Raptors waive Alfonzo McKinnie

Tough break for a good guy that just isn't there yet.

The Toronto Raptors will waive Alfonzo McKinnie, according to a report from Shams Charania of Yahoo.

The Raptors have until Wednesday at 5 p.m. ET to officially waive McKinnie to make sure his contract cleared waivers ahead of a July 20 guarantee date. Beyond that date, McKinnie would have been locked in for a guaranteed minimum contract for the 2018-19 season.

McKinnie used his opportunity at Las Vegas Summer League last year to earn a two-year deal with a $100,000 guarantee and impressed enough throughout the summer and training camp to beat out K.J. McDaniels for the Raptors’ 14th and final (at the time) roster spot. He never got the chance to prove that he could play at the NBA level, though, appearing in 14 games for a total for just 53 total minutes. He’ll leave the Raptors with the fourth-fewest minutes ever for a Raptor who lasted at least a full season on the roster, ahead of Nathan Jawai, Aleksandar Radojevic, and Sean Marks.

That doesn’t mean McKinnie didn’t have a good year. As covered in his season player review, his already stout defense took another step forward in heavy time with Raptors 905, to the point that he was a key piece at that end of the floor for the league’s best defense and eventual runner up. With the size and rebounding ability to play power forward and the quickness to guard most threes, McKinnie profiled as an interesting 3-and-D piece with some real transition juice and a fun tool on the offensive glass. The lack of “3” in that equation likely doomed him here. His 3-point percentage improved from 30.8 percent to 32.6 percent (including the postseason) in the G League this year, hardly enough of a jump. There are some encouraging signs within that number – McKinnie bumped from the 25th percentile to 42nd percentile as a spot-up shooter and hit 33.8 percent of his looks from the corners – and the lack of consistency there put him on the bubble heading into Summer League.

There, McKinnie turned in a disappointing few games, shooting 5-of-26 on threes. He shot just 26.2 percent for Summer League as a whole, averaging 7.5 points and 4.5 rebounds. He has a tremendous story and was really well-liked in the organization for his hard work and culture fit, but at a certain point you have to hit shots.

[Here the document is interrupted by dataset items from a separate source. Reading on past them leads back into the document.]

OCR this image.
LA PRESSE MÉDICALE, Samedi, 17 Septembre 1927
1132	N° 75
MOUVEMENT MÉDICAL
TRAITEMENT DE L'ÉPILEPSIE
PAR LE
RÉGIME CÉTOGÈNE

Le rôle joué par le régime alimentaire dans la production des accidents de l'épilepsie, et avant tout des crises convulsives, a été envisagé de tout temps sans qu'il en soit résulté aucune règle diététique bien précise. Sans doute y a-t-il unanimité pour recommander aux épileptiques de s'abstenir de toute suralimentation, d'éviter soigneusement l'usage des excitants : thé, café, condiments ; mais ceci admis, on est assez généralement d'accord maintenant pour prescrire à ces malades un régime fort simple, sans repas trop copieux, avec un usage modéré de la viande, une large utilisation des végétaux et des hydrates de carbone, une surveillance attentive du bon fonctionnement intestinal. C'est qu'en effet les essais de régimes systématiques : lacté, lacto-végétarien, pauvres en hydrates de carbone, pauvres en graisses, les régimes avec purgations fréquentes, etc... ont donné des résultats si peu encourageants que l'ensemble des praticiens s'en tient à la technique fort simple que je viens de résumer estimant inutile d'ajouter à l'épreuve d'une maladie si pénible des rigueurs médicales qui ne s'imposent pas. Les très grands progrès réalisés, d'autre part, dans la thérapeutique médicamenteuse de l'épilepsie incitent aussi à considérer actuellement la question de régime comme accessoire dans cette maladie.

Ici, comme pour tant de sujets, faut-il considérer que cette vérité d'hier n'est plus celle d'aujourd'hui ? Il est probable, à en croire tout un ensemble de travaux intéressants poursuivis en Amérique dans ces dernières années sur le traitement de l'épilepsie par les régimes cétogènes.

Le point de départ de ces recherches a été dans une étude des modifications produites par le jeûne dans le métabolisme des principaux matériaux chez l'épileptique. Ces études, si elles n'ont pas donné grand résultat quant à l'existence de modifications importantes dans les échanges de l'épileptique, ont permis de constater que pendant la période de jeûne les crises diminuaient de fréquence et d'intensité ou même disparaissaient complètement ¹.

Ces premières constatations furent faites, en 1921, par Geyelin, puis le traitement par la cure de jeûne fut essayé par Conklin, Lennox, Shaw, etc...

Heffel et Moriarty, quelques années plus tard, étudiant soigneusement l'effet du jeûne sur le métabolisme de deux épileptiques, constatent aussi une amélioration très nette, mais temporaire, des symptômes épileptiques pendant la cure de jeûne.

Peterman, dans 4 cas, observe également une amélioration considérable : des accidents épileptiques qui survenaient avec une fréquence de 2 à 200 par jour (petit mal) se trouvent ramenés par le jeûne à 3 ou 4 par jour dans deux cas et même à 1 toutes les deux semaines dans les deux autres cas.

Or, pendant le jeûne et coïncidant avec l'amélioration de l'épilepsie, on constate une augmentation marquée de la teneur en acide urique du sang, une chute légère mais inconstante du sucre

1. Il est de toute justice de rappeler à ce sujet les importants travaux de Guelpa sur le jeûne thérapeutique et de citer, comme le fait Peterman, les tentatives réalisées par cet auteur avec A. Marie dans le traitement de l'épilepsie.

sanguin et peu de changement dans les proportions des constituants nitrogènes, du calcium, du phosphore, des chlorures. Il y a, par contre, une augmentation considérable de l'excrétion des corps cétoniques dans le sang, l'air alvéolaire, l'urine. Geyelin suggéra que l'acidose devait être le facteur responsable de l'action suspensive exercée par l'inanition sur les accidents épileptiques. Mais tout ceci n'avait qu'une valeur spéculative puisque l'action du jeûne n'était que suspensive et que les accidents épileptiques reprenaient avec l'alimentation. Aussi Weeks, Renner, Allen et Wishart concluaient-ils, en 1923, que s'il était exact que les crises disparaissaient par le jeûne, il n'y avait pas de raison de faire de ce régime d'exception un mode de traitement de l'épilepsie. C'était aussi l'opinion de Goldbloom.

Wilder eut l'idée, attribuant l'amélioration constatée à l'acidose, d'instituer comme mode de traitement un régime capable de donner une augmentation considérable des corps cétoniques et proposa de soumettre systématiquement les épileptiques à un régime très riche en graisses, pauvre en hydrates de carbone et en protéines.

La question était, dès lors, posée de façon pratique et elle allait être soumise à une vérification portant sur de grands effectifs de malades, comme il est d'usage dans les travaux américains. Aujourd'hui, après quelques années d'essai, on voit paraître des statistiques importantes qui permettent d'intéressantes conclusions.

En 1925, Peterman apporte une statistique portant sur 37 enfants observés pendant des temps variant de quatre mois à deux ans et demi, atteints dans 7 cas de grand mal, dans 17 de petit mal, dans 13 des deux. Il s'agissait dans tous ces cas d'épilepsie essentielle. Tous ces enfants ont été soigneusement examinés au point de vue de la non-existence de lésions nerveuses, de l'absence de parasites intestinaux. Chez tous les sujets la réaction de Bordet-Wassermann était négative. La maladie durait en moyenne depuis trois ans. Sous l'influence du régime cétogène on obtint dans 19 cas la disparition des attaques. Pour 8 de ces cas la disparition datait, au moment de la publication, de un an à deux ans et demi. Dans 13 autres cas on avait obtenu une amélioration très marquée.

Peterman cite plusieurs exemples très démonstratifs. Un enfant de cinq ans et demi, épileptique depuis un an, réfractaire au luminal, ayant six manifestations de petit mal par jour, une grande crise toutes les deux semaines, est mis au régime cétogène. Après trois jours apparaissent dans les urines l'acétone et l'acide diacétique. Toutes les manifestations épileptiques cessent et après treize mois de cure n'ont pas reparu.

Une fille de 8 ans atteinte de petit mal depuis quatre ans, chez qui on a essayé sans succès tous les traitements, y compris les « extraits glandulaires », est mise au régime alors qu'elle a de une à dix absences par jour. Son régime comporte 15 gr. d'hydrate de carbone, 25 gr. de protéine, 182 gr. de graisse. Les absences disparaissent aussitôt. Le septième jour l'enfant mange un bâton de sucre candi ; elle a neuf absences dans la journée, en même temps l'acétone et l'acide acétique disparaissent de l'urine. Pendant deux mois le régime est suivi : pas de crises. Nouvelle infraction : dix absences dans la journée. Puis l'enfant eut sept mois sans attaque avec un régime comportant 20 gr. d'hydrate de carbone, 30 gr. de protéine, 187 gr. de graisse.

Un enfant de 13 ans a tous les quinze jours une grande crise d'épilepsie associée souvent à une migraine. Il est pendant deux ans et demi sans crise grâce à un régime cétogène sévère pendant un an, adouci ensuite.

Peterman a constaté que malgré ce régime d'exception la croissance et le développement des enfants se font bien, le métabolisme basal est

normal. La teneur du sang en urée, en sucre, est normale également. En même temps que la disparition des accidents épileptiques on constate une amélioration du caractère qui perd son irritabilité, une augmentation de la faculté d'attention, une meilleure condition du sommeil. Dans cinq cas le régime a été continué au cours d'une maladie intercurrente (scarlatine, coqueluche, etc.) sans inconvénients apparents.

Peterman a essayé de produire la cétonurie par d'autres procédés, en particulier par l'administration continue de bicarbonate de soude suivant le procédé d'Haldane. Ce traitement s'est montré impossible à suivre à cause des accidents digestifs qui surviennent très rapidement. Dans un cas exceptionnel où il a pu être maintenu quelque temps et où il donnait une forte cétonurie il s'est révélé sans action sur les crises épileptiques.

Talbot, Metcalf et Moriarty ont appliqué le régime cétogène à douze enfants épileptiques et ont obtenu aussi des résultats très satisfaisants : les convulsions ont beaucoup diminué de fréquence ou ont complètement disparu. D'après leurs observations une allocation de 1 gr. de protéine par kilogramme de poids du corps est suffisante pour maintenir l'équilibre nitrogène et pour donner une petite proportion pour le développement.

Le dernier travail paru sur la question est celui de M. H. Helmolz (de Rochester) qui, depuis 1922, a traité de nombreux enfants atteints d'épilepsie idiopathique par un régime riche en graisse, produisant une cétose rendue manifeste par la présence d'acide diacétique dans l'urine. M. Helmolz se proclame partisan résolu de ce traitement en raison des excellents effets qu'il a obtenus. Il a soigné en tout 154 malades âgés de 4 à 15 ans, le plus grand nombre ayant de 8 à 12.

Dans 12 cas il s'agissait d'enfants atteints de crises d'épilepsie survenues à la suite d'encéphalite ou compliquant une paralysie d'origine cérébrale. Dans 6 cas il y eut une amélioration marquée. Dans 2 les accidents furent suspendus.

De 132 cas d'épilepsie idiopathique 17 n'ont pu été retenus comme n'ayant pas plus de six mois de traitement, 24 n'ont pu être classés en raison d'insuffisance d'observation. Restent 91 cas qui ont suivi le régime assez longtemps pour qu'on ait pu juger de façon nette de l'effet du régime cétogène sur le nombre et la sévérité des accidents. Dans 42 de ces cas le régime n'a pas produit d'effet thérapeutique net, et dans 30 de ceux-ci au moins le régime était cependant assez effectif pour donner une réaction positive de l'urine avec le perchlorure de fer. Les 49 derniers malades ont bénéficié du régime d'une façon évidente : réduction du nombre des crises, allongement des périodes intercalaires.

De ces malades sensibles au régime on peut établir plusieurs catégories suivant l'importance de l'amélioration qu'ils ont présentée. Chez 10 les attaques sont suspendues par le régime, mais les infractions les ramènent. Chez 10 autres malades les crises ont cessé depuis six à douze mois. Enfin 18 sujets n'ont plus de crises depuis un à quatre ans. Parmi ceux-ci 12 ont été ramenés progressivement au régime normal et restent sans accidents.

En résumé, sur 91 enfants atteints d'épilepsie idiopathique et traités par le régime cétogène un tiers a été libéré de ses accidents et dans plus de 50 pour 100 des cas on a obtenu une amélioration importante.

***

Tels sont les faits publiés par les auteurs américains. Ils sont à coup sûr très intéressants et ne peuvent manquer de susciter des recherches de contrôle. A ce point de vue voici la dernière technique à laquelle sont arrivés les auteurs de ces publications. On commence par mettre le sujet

Now 25, McKinnie becomes a sacrifice in the name of flexibility, as these end-of-roster spots often dictate with their churn. Rather than lock into McKinnie, the Raptors can now explore a number of other names for that spot, and a handful of players in Vegas looked more intriguing over the small sample, including some on the wing. McKinnie will almost surely be able to catch on somewhere for a training camp invite or an Exhibit 10 contract, and the Windy City Bulls would be glad to have him back with their G League program if he winds up re-entering the player pool (the Bulls own his G League rights, not the 905). There’s still a lot to like in his profile, and he can really defend, he just didn’t shoot well enough to warrant extending the experiment in Toronto longer on a guarantee.

The move trims the Raptors’ roster to 12 and leaves them with three open roster spots and their two two-way contracts available to them. (There is no cap/tax benefit here, by the way, as all minimum contracts are treated the same for luxury tax purposes, and McKinnie was therefore no cheaper or more expensive than another option; I’d expect them to only roster 14 plus the two two-ways again this year for tax reasons.) The roster can even expand as large as 20 over summer and preseason, so you could see a number of players signed to compete for those final spots in training camp, similar to last year when several players competed for the final spot(s) that eventually went to McKinnie.